Demikianlah, sekilas tentang sosok dan ide pemikiran pembaruan al- Afghani yang berintikan Pan-Islamisme (persatuan umat Islam). Semasa hidupnya, al-Afghani berusaha untuk mewujudkan persatuan itu yang sedikit- banyaknya membuahkan hasil. Hal ini terlihat jelas dalam ide-ide modernisme di Mesir yang menggugah kesadaran umat Islam untuk mengevalusi diri terutama pada hal-hal yang berkenaan dengan keterbelakangan yang mereka hadapi.
Selain di Mesir, ide-ide al-Afghani, juga mempengaruhi pemikir-pemikir pembaru sesudahnya. Di Turki misalnya, pada akhir abad ke 19, Abdul Hamid, Sultan Turki, melancarkan program Pan-Islamisme. Program ini dimaksudkan untuk menyelamatkan rezimnya yang goyah akibat serangan dari luar dan tumbuhnya gerakan nasionalisme dari dalam.
Beberapa tahun kemudian, semangat Pan-Islamisme timbul di kalangan umat Islam di India.
Dengan kata lain, pemikiran al-Afghani mempunyai arti yang sangat signifikan dalam dunia Islam. Signifikansi ini terletak pada daya jangkauan pemikiran al-Afghani yang “multinasional”.

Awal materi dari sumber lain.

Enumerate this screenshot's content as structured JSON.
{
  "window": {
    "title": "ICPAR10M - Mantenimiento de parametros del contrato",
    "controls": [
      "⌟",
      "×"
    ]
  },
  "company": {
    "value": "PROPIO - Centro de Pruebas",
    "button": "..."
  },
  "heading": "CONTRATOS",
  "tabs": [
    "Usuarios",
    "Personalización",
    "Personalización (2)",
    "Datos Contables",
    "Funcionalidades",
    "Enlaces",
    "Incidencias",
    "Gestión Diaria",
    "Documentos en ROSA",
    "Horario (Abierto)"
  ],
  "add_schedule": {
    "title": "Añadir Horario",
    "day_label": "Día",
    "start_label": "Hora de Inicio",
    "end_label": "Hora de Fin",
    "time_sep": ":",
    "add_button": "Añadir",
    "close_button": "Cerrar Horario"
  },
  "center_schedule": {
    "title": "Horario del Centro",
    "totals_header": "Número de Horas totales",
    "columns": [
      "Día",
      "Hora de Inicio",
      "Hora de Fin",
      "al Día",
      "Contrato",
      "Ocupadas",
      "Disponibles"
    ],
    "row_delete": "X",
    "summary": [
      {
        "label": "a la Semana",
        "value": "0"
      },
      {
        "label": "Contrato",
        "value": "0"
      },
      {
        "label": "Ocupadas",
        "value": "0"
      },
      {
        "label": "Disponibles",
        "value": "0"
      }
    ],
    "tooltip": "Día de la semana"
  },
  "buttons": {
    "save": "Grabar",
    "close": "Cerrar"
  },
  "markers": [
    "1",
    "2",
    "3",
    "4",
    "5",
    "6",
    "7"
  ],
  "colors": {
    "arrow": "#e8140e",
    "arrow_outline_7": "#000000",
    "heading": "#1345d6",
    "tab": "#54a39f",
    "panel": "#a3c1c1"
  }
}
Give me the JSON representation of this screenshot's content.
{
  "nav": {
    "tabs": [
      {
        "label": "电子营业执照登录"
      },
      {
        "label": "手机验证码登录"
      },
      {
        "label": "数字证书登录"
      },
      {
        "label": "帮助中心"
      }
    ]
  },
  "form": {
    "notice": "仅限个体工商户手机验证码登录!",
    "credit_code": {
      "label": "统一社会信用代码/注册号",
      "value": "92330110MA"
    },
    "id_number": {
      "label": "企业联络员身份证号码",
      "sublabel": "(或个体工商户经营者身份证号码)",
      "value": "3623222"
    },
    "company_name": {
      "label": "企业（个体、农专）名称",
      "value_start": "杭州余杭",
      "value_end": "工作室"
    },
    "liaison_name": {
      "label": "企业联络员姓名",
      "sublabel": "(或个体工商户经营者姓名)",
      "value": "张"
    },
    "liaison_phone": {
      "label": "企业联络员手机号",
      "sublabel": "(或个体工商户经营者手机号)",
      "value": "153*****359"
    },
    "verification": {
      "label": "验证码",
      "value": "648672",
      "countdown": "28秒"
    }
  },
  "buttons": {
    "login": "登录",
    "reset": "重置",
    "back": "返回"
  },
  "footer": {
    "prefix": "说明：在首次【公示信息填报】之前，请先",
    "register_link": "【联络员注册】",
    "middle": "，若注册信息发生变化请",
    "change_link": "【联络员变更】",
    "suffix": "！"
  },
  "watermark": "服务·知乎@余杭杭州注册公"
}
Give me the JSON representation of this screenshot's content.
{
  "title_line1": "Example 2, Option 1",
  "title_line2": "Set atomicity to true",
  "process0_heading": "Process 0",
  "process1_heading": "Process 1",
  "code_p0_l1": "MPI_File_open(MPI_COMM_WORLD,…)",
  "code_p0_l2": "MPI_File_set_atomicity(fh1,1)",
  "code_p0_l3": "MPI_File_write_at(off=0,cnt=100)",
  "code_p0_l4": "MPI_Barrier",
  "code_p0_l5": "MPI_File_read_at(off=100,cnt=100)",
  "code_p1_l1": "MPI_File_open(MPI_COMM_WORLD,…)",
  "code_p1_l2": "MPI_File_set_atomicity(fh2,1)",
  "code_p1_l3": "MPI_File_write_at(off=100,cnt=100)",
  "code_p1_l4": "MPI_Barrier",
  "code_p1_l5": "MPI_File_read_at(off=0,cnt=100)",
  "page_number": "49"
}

Selain itu, umat Islam benar-benar merasa tercambuk untuk menyadari atas perlunya gerakan fisik material dan intelek-spiritual dalam membangun kembali obsesi kemajuan peradabannya.
Sang Rajawali
Buya Hamka, menilai Jamaluddin al-Afghani laksana seekor Rajawali yang selalu memiliki wawasan yang tajam, cemerlang dan sangat ditakuti lawan. “Sang Rajawali” tidak pernah memiliki sarang rendah, tempatnya pun selalu berpindah-pindah. Wibawanya terpancar dari kekuatan mata yang siap melumpuhkan lawan.
Cahaya pembaruan yang dipancarkan “Sang Rajawali”, sanggup menyinari hampir seluruh wilayah Islam, bahkan sampai ke Indonesia. Inilah mata rantai dan anak tangga yang sangat urgen, menuju bangunan peradaban Islam dalam konteks kekinian. (*)
Artikel ini disarikan dari pelbagai sumber.